During the course of treatment, Plaintiff disclosed that she had one prior abortion to her obstetrician. In her deposition, Plaintiff disclosed she had four additional abortions. Plaintiff deposed the defendant obstetrician and the defendant’s expert, both of whom testified affirmatively that the injuries were caused by Plaintiff’s failure to stop taking Benicar despite knowing the risks.
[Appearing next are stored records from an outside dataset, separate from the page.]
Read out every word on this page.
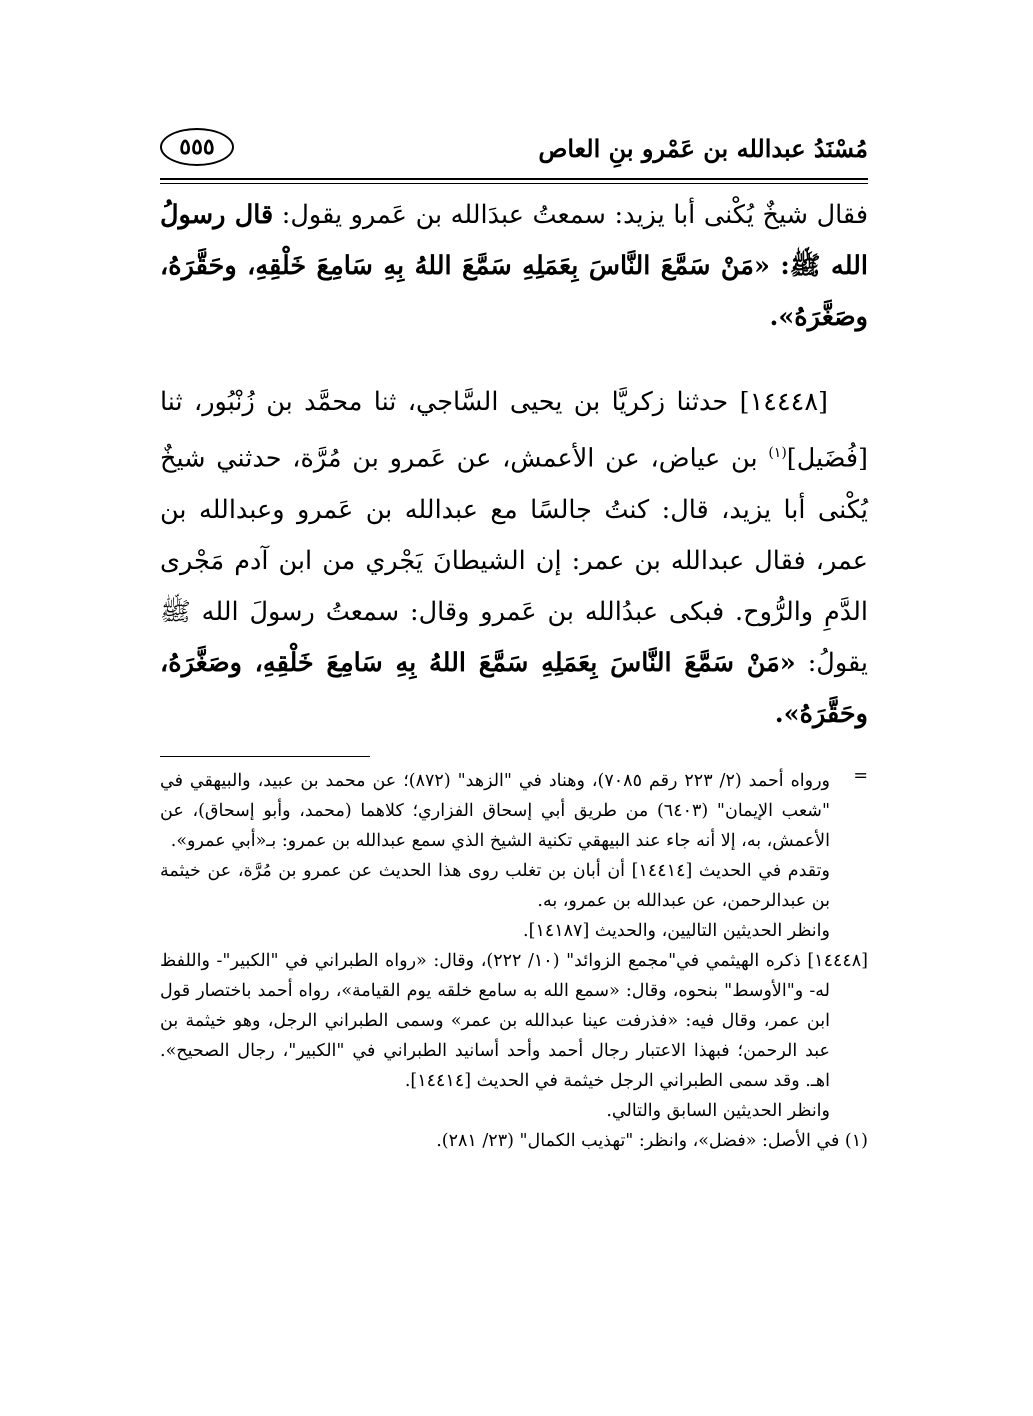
مُسْنَدُ عبدالله بن عَمْرو بنِ العاص
٥٥٥

فقال شيخٌ يُكْنى أبا يزيد: سمعتُ عبدَالله بن عَمرو يقول: قال رسولُ الله ﷺ: «مَنْ سَمَّعَ النَّاسَ بِعَمَلِهِ سَمَّعَ اللهُ بِهِ سَامِعَ خَلْقِهِ، وحَقَّرَهُ، وصَغَّرَهُ».

[١٤٤٤٨] حدثنا زكريَّا بن يحيى السَّاجي، ثنا محمَّد بن زُنْبُور، ثنا [فُضَيل]$^{(١)}$ بن عياض، عن الأعمش، عن عَمرو بن مُرَّة، حدثني شيخٌ يُكْنى أبا يزيد، قال: كنتُ جالسًا مع عبدالله بن عَمرو وعبدالله بن عمر، فقال عبدالله بن عمر: إن الشيطانَ يَجْري من ابن آدم مَجْرى الدَّمِ والرُّوح. فبكى عبدُالله بن عَمرو وقال: سمعتُ رسولَ الله ﷺ يقولُ: «مَنْ سَمَّعَ النَّاسَ بِعَمَلِهِ سَمَّعَ اللهُ بِهِ سَامِعَ خَلْقِهِ، وصَغَّرَهُ، وحَقَّرَهُ».

=

ورواه أحمد (٢/ ٢٢٣ رقم ٧٠٨٥)، وهناد في "الزهد" (٨٧٢)؛ عن محمد بن عبيد، والبيهقي في "شعب الإيمان" (٦٤٠٣) من طريق أبي إسحاق الفزاري؛ كلاهما (محمد، وأبو إسحاق)، عن الأعمش، به، إلا أنه جاء عند البيهقي تكنية الشيخ الذي سمع عبدالله بن عمرو: بـ«أبي عمرو».

وتقدم في الحديث [١٤٤١٤] أن أبان بن تغلب روى هذا الحديث عن عمرو بن مُرَّة، عن خيثمة بن عبدالرحمن، عن عبدالله بن عمرو، به.

وانظر الحديثين التاليين، والحديث [١٤١٨٧].

[١٤٤٤٨] ذكره الهيثمي في"مجمع الزوائد" (١٠/ ٢٢٢)، وقال: «رواه الطبراني في "الكبير"- واللفظ له- و"الأوسط" بنحوه، وقال: «سمع الله به سامع خلقه يوم القيامة»، رواه أحمد باختصار قول ابن عمر، وقال فيه: «فذرفت عينا عبدالله بن عمر» وسمى الطبراني الرجل، وهو خيثمة بن عبد الرحمن؛ فبهذا الاعتبار رجال أحمد وأحد أسانيد الطبراني في "الكبير"، رجال الصحيح». اهـ. وقد سمى الطبراني الرجل خيثمة في الحديث [١٤٤١٤].

وانظر الحديثين السابق والتالي.

(١) في الأصل: «فضل»، وانظر: "تهذيب الكمال" (٢٣/ ٢٨١).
Plaintiff moved to exclude evidence of her prior abortions. After entry of the pretrial order and one business day before the start of trial, Defendant supplemented discovery responses to identify a new opinion from his expert that Plaintiff’s failure to disclose the four additional abortions during the course of treatment was a cause of increased risk for preterm labor and delivery and that had he known, he would have referred her to a perinatologist. The trial court held a hearing and Plaintiff argued that Defendant should not be allowed to play the “gotcha game” with the late disclosure. Defendant argued that the opinion was “critical” for the defense and that the late disclosure was not deliberate. The trial court disagreed and excluded the opinion on the grounds that Defendant and his expert knew of the facts supporting the opinion for years during the litigation but only changed the opinions on the eve of trial. The Court of Appeals affirmed the exclusion of the testimony as a reasonable exercise of the trial court’s discretion.

Defendant also claimed that the apportionment of 46% to Plaintiff was “fatally inconsistent” because the jury must have concluded that Plaintiff was aware of the risks of Benicar and took it anyway. The Court of Appeals disagreed, ruling that the jury was equally authorized to conclude that Defendant breached his duty by failing to warn Plaintiff but that she breached her duty to investigate on her own or listened to another doctor when he expressed reservations about Benicar. Either way, the Court of Appeals concluded they could not disturb the jury’s verdict.

Take-Home: Georgia does not require written reports for expert disclosures and the law regarding the defendant professional as an expert on their own behalf is not developed like it is in Federal court. That being said, if someone develops a new opinion, disclosure early and often is advised.

The case is Dunwoody Obstetrics and Gynecology, P.C. v. Franklin, ___ S.E.2d ___, 2022 WL 679989 (March 8, 2022).